# HMV boxed set 19th century masterpieces



## Mr Dull (Mar 14, 2009)

I have the 20th century masterpieces boxed set and like it so when I saw this set and looked at the track listing http://www.emiclassics.co.uk/release.php?id=5099969831720 which seemed an interesting mix I decided to get it.

This is not just a set of CDs with a selection of pieces someone decided are master works but a themed set. The CDs are in chronological order which allows you to follow the changes from the classical style to the romantic. Nationalism also appears during the century. You also get the first hints new styles appearing at the end of the century. The set also has a theme based upon the rise of the virtuoso player. You can find some topics covered by individual discs others threaded through the set or both. The set also often has deliberate contrasts in the music on the disks. For instance CD 8 which has music by Berwald, Chopin and Schumann finishes with the Radetzky march. CD 10 has Liszt's Mephisto waltz followed by four pieces by Gottschalk. In both cases music by virtuoso pianists but it would difficult to find a bigger contrast in the styles. All of this makes for an interesting listening experience.

The set does have its faults however. It has excerpts rather than whole pieces in some cases. This is partly due to the inclusion of opera but some instrumental pieces are also extracts. In the case of operas the overture (which this set has several) plus an illustrative song/aria or two would have been better rather than part of an act. Another puzzle is why a symphony by a minor composer is included in a set of masterpieces. The symphony by Arriaga is included and after listening to it a couple of times it doesn't seem anything other than average to me. I would much rather they had included Widors organ symphony No5 of Sibelius Lemminkainen suite in full instead.
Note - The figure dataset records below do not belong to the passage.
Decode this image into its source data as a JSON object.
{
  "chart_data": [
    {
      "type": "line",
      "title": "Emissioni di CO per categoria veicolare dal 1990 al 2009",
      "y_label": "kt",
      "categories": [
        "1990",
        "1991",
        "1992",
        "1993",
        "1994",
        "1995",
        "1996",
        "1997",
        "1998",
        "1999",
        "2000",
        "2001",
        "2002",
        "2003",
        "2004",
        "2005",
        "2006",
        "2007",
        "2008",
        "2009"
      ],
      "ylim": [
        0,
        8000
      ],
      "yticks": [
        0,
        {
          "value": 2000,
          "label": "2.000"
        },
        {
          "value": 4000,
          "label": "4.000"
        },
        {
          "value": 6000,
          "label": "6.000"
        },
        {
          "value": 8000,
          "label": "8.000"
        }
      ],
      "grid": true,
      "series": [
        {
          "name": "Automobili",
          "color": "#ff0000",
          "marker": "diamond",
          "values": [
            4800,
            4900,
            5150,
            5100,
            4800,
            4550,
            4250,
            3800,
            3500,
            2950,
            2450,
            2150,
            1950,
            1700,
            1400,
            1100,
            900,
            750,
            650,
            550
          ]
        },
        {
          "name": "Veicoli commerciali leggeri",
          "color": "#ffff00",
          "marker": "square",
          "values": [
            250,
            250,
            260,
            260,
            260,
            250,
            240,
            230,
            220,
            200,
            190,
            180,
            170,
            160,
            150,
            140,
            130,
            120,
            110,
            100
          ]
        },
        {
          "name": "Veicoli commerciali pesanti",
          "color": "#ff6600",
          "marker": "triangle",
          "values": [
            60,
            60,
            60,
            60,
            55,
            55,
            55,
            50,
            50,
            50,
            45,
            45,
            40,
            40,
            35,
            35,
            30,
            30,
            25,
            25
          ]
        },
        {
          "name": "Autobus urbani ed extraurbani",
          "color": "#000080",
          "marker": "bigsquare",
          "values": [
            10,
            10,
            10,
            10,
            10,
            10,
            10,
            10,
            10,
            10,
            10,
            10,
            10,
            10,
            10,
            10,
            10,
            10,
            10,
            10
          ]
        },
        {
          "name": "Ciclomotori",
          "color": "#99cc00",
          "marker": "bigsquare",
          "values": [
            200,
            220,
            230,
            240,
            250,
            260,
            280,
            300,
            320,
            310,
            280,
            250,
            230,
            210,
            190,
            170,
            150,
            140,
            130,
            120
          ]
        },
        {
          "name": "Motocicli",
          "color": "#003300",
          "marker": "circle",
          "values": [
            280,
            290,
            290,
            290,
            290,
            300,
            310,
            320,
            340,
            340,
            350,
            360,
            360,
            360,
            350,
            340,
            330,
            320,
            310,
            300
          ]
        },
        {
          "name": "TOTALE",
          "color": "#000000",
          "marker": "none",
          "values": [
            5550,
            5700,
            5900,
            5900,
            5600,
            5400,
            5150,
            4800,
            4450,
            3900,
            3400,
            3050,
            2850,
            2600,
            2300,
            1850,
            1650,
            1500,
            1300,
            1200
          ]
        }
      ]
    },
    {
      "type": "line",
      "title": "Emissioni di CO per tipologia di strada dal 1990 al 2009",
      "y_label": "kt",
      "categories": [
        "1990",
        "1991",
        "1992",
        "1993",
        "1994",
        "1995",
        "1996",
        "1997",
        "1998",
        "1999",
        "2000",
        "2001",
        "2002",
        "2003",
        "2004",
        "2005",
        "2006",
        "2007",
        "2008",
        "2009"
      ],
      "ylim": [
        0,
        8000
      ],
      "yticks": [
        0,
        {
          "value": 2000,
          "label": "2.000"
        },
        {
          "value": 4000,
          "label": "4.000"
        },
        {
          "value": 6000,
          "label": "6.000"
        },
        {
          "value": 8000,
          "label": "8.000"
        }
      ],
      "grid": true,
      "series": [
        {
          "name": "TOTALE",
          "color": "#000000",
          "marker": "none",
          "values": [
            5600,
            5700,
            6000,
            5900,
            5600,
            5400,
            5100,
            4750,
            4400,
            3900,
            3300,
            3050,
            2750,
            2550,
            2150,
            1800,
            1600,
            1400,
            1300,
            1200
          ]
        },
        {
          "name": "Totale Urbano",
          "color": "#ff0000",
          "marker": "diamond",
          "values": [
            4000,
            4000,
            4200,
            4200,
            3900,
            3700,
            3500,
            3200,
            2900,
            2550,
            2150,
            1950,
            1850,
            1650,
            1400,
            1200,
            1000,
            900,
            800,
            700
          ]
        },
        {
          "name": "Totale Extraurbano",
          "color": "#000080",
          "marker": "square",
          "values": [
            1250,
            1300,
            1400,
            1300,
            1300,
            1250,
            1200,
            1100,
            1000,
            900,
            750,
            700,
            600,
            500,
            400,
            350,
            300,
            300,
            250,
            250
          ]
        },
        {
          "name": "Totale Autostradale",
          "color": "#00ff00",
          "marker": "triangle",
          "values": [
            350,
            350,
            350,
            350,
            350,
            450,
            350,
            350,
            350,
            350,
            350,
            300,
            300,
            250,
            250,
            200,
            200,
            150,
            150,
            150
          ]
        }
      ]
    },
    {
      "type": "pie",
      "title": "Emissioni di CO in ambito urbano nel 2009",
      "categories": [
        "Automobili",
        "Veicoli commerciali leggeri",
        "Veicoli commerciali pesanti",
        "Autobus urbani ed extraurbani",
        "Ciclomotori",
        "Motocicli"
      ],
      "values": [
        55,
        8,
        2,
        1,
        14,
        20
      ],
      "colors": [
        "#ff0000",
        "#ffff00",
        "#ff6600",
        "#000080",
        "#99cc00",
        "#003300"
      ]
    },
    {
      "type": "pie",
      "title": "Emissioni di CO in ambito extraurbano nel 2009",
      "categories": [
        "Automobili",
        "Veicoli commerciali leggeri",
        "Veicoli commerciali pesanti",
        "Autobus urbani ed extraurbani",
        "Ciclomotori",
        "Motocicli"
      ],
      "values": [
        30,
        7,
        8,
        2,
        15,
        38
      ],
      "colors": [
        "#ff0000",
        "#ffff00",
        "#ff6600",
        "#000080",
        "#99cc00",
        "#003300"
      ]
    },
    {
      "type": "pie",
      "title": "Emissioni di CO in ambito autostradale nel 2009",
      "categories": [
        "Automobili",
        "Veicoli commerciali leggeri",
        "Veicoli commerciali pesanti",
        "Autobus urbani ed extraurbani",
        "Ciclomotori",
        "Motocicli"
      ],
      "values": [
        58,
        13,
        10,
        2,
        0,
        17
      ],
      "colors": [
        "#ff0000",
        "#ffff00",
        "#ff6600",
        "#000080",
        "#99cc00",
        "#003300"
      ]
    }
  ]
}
Despite its faults this is a good set to have and has been a good reintroduction to the romantic period for me. Thanks to this set I have 'found' Sphor's double quartet in D minor and Gottschalk. I have also heard some Wolf lieder that makes me want to listen to them again. It has also extended my knowledge and appreciation of Berwalds music. For some one who is not a fan of the romantic period it has been a surprisingly enjoyable experience.


----------